I will say that I have never cried over a sporting game (except out of pain when Tyrone Prothro's shin snapped in half in the UA-UF game), but I do have an irrational hatred for the magical powers of Tim Tebow.
Although I hate to do it, I have to give credit to Colin Cowherd. I listened to him a lot about 5 years ago, and he used to talk about how as responsible adults get older they have to "trim the sports tree". He is correct. There is no pride in being the guy that watches 40 hours of sports year round while his kids are upstairs playing Pokemon (no offense to Pokemon - just dads that get drunk every weekend). In college I watched everything, including hockey, but now it's pretty much down to Seminole football, Braves baseball, and the NFL playoffs, and I rarely watch an entire game anymore.
So I agree with your post. I love sports, am still attached to my teams, and can't stand it when they lose, but I don't burn things and call in sick to work when it happens.
P. S. - I still burn things a lot, just not for football games.

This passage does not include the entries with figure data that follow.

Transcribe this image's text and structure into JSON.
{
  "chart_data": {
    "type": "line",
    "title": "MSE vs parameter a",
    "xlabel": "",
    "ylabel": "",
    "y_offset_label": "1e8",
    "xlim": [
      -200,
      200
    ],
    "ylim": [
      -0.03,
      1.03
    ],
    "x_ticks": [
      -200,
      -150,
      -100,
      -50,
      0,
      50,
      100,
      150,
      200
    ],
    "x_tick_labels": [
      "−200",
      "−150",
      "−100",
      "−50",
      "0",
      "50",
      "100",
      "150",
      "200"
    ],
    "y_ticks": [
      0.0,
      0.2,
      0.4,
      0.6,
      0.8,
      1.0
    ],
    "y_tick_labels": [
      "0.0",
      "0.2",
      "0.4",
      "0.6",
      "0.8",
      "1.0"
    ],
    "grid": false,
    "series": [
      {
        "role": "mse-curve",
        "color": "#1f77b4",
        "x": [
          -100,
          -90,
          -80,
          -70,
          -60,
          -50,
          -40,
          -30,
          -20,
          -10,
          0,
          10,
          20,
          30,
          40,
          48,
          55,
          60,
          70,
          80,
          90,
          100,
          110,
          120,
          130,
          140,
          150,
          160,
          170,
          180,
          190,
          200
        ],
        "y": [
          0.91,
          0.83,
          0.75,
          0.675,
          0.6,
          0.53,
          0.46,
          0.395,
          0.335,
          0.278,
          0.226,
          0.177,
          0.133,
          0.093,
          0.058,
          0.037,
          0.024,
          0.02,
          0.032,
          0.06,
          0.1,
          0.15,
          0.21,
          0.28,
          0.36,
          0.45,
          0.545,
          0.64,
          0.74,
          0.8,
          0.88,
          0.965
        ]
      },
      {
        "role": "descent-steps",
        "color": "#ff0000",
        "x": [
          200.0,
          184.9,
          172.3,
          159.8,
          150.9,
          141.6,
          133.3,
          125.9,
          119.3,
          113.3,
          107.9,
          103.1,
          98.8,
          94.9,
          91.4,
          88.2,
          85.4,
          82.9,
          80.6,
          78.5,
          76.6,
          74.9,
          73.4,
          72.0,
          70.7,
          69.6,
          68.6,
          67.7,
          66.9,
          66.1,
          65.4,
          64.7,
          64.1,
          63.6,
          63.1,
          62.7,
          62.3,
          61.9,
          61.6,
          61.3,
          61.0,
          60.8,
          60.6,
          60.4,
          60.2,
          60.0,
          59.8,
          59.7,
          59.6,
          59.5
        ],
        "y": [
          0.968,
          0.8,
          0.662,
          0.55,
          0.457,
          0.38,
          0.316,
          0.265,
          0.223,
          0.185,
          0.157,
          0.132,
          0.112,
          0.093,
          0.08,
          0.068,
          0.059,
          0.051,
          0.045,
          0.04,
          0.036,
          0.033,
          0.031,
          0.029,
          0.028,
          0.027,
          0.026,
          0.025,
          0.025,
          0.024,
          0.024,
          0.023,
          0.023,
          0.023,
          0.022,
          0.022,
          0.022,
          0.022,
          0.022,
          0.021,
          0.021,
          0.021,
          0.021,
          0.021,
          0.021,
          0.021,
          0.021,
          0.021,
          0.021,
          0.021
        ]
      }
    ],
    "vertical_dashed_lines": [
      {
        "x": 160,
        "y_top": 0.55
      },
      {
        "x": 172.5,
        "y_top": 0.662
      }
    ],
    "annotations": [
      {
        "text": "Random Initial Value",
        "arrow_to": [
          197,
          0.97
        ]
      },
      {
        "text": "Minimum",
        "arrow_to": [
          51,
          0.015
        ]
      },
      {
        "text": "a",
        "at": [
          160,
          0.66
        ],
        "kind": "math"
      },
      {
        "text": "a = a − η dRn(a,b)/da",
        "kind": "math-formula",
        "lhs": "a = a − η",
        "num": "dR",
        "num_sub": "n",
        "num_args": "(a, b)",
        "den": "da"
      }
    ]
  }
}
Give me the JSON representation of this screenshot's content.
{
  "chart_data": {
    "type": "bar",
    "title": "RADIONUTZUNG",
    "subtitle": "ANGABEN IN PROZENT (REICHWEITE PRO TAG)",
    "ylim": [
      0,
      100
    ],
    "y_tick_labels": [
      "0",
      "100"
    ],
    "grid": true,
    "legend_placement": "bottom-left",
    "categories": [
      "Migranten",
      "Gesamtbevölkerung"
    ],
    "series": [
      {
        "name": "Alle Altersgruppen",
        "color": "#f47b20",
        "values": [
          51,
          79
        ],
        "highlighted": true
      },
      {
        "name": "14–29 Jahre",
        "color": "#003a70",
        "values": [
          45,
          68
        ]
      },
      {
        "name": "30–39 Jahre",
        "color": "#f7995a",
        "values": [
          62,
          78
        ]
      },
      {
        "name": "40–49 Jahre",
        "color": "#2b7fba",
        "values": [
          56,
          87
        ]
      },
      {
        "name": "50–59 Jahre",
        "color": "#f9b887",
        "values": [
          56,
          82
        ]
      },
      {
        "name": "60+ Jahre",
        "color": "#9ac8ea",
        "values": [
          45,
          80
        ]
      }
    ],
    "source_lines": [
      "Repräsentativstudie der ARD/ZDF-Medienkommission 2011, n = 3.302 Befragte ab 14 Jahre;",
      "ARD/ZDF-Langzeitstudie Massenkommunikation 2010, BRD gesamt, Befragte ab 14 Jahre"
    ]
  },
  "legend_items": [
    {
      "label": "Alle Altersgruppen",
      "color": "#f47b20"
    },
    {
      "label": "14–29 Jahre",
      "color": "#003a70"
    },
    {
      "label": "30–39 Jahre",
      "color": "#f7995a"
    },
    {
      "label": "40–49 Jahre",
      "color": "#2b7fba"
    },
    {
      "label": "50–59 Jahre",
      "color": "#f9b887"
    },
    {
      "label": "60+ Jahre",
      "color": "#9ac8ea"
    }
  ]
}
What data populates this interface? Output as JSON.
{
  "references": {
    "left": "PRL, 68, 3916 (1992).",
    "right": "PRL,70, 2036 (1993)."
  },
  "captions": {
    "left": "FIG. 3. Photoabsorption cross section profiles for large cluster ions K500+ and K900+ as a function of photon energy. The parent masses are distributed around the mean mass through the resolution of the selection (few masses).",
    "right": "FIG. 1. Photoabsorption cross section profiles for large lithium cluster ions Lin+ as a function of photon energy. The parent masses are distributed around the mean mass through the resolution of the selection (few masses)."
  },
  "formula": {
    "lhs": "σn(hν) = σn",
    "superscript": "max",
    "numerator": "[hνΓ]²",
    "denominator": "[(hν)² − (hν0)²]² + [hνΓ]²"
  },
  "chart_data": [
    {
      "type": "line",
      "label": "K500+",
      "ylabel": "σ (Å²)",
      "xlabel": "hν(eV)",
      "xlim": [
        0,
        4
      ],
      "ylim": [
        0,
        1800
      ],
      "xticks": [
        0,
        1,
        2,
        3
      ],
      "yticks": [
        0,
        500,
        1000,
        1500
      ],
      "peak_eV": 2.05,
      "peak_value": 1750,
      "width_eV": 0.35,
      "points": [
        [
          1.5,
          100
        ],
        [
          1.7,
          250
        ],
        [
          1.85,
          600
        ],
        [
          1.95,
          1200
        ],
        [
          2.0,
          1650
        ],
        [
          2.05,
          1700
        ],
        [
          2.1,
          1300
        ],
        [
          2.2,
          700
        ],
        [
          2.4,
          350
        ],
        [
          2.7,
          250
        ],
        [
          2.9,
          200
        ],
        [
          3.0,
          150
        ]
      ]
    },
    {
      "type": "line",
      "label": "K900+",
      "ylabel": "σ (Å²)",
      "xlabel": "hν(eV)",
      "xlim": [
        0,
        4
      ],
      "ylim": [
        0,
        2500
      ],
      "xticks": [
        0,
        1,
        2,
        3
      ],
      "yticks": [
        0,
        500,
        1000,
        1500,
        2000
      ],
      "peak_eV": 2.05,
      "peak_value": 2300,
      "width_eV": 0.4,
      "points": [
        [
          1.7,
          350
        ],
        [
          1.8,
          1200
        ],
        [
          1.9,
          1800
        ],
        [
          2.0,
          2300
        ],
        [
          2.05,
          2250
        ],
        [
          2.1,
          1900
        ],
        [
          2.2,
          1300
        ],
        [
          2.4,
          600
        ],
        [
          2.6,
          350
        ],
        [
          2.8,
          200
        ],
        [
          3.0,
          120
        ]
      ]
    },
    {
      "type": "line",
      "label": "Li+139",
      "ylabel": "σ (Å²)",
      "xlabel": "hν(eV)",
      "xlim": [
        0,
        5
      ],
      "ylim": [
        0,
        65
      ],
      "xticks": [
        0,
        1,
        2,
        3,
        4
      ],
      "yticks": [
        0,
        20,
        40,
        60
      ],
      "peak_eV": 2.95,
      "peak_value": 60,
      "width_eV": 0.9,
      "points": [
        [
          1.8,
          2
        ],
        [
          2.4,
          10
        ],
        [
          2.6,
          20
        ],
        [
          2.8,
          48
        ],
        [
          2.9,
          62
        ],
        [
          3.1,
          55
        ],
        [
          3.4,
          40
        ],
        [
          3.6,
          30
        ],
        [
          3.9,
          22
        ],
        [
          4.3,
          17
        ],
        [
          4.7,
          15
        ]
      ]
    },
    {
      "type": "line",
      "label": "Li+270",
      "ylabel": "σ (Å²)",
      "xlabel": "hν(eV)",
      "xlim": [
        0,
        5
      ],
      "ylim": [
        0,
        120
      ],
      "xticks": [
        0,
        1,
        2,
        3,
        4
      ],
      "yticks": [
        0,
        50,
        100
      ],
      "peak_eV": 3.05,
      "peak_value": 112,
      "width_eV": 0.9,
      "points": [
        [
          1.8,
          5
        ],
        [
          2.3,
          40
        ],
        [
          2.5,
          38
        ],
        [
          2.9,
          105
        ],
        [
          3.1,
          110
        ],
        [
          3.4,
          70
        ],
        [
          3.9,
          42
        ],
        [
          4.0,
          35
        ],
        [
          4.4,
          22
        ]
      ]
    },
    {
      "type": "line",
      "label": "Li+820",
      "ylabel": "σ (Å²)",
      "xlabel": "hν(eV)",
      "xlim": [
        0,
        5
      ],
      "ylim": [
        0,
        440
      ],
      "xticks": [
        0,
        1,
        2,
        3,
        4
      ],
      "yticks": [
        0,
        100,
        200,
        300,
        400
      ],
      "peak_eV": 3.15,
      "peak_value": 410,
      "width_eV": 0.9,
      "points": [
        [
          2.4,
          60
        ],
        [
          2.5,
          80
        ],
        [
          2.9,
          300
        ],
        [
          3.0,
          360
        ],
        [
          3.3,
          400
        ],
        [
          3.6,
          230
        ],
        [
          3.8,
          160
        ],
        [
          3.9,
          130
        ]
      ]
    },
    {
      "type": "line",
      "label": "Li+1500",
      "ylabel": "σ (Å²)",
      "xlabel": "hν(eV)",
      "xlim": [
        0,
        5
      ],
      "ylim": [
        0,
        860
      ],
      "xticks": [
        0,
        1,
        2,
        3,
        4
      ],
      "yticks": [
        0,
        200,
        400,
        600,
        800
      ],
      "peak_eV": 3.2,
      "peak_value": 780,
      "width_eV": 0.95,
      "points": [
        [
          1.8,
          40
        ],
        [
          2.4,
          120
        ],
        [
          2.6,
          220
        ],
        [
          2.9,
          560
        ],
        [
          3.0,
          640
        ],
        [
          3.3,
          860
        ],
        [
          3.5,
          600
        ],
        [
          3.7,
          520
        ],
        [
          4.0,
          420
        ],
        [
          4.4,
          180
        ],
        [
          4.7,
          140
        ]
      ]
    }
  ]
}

In his attic somewhere, Dr. RosenRosen still has a shattered remote from an uncontrolled emotional outburst following the puntrooskie in the 1988 FSU-Clemson football game. But you know what, if I had it do all over again, I'd still throw the remote after that play becuase, dadgummit, Bobby Bowden found a way to win when the game was on the line. I doff my cap and throw my remote in your general direction, sir.
Hey "Anonymous"
I was there on the 50 yard line in 96 as well. Probably standing shoulder to shoulder with you. I wouldn't know though as my eyes were blurred with pepper spray.
Can you guess who this is? I know who you are.
Hey "Apprentice" hows Landgrab going for you?
Nero's Apprentice has no open games - are you challenging me?